To prevent hypothermia, choose clothing and equipment carefully. Rain clothes should protect against wind-driven rain and cover all body parts. Wool and some synthetic fabrics will retain heat when wet; cotton does not retain heat when wet and can contribute to body chill.
• Altitude sickness occurs at high altitudes, where the air contains less oxygen than at sea level. Victims of altitude sickness should stop and rest, breathe deeply and slowly return to lower elevations. Reduce the chance of being affected by altitude sickness by spending a day at altitude to become acclimated before performing any strenuous activity. Drink extra fluids at high elevations to avoid dehydration.
• Exhaustion may occur when a member of a group is trying too hard, but is embarrassed to ask the group to move more slowly. A good principle of back country travel is to move slowly, rest often, and drink and snack frequently to restore energy.
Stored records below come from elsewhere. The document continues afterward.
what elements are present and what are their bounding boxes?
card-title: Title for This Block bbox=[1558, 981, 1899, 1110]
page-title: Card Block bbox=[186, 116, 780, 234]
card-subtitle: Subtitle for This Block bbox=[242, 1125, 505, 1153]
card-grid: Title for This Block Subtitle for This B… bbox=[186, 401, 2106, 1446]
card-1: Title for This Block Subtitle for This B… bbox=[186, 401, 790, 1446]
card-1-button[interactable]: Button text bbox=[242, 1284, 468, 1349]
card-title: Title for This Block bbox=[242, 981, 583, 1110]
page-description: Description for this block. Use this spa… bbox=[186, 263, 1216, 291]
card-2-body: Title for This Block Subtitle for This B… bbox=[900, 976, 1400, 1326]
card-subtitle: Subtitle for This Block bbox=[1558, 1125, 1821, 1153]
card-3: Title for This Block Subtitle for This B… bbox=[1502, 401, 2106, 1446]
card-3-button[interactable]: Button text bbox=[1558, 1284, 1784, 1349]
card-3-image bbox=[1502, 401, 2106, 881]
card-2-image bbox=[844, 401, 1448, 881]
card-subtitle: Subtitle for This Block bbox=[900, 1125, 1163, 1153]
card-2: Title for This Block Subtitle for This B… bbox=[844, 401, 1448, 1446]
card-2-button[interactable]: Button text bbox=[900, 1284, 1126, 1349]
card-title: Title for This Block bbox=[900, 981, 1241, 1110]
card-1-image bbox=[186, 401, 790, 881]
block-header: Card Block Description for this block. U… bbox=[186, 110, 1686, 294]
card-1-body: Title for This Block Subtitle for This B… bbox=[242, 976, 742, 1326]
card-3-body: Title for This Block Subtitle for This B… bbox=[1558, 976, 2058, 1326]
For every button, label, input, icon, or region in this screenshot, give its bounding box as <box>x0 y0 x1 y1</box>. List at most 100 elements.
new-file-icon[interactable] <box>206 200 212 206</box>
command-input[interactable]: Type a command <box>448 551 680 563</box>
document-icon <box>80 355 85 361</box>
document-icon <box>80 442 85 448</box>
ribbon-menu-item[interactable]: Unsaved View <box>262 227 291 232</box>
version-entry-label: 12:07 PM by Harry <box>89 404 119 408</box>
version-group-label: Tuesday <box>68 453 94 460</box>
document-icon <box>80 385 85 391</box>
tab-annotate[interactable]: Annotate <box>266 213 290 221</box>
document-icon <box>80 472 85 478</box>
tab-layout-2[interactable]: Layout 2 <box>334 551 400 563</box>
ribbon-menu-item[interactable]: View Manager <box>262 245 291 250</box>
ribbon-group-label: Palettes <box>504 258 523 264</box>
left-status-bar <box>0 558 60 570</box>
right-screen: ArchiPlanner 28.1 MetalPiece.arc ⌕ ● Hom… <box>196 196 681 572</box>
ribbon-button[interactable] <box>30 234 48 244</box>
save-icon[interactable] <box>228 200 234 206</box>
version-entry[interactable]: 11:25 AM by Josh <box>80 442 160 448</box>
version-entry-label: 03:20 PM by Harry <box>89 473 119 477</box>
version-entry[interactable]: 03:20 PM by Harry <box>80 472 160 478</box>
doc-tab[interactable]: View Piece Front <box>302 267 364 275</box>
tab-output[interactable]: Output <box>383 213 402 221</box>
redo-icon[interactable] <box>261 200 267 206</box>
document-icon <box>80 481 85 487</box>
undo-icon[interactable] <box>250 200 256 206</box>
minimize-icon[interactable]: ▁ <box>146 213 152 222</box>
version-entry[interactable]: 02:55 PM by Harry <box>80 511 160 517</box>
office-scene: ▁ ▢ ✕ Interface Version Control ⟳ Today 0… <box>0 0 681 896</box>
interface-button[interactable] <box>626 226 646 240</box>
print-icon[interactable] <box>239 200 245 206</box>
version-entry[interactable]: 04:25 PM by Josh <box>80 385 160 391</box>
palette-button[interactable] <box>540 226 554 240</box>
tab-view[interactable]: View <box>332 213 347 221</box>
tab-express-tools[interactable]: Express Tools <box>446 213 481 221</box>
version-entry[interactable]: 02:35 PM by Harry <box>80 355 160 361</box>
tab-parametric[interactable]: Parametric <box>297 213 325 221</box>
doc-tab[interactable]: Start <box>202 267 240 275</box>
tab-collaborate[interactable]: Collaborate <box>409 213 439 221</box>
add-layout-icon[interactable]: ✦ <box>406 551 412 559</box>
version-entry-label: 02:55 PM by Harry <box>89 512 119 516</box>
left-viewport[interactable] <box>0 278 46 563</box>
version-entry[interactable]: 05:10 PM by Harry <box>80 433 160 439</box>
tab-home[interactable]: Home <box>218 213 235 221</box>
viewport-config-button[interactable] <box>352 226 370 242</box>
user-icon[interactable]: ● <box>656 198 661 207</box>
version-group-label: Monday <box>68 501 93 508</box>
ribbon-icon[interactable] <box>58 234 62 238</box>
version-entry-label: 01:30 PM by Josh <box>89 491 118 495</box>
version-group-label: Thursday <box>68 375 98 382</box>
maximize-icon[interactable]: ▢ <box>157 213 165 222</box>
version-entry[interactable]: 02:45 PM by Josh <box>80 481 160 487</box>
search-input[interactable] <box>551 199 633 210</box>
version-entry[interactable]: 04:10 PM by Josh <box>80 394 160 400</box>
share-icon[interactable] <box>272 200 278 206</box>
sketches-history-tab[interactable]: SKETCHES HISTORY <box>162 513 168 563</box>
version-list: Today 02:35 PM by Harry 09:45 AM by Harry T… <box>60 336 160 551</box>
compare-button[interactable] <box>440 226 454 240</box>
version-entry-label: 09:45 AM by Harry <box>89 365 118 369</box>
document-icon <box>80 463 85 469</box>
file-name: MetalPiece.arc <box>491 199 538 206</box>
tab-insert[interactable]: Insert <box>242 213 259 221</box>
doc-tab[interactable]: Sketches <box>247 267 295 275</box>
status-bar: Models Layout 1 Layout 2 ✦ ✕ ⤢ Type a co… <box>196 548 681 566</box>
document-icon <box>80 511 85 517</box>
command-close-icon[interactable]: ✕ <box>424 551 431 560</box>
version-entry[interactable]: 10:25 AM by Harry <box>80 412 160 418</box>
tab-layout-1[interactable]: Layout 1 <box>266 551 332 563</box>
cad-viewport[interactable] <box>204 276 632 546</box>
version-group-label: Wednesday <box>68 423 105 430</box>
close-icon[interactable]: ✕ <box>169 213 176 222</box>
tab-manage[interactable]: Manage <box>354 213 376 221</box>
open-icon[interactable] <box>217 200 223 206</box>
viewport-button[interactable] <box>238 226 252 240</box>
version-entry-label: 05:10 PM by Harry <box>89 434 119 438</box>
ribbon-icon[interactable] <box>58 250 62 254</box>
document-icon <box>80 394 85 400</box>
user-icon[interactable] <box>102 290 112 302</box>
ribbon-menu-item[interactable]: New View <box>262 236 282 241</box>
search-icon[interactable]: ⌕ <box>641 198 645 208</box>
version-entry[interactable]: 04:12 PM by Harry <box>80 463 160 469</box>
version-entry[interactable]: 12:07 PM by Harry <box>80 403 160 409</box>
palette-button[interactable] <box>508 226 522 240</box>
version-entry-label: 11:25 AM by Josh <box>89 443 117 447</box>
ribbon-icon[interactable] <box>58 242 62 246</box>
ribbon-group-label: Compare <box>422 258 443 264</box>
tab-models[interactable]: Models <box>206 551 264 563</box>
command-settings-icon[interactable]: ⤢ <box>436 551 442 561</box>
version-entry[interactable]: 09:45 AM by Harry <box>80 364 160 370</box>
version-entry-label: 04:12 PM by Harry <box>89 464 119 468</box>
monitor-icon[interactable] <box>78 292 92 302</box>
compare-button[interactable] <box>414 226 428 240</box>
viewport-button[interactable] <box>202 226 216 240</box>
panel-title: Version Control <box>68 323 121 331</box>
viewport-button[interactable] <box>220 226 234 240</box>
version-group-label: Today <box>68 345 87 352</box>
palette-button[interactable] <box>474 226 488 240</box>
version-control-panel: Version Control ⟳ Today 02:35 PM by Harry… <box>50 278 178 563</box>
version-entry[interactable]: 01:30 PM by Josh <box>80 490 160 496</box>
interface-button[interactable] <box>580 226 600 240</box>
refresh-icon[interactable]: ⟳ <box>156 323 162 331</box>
• If you become lost, stay calm and don’t panic. Use your head and not your legs to figure out where you are. Carry a police whistle and small mirror for emergency use. Three of anything (shouts, whistle blasts, flashes of reflected light from a mirror) are signs of distress.
• Avoid setting up camp near rodent burrows. Flea bites can transmit the bubonic plague.
• When encountering travelers with horses or pack stock, move off the trail on the uphill side and allow them to pass. Horses are easily frightened and have the right-of-way on trails.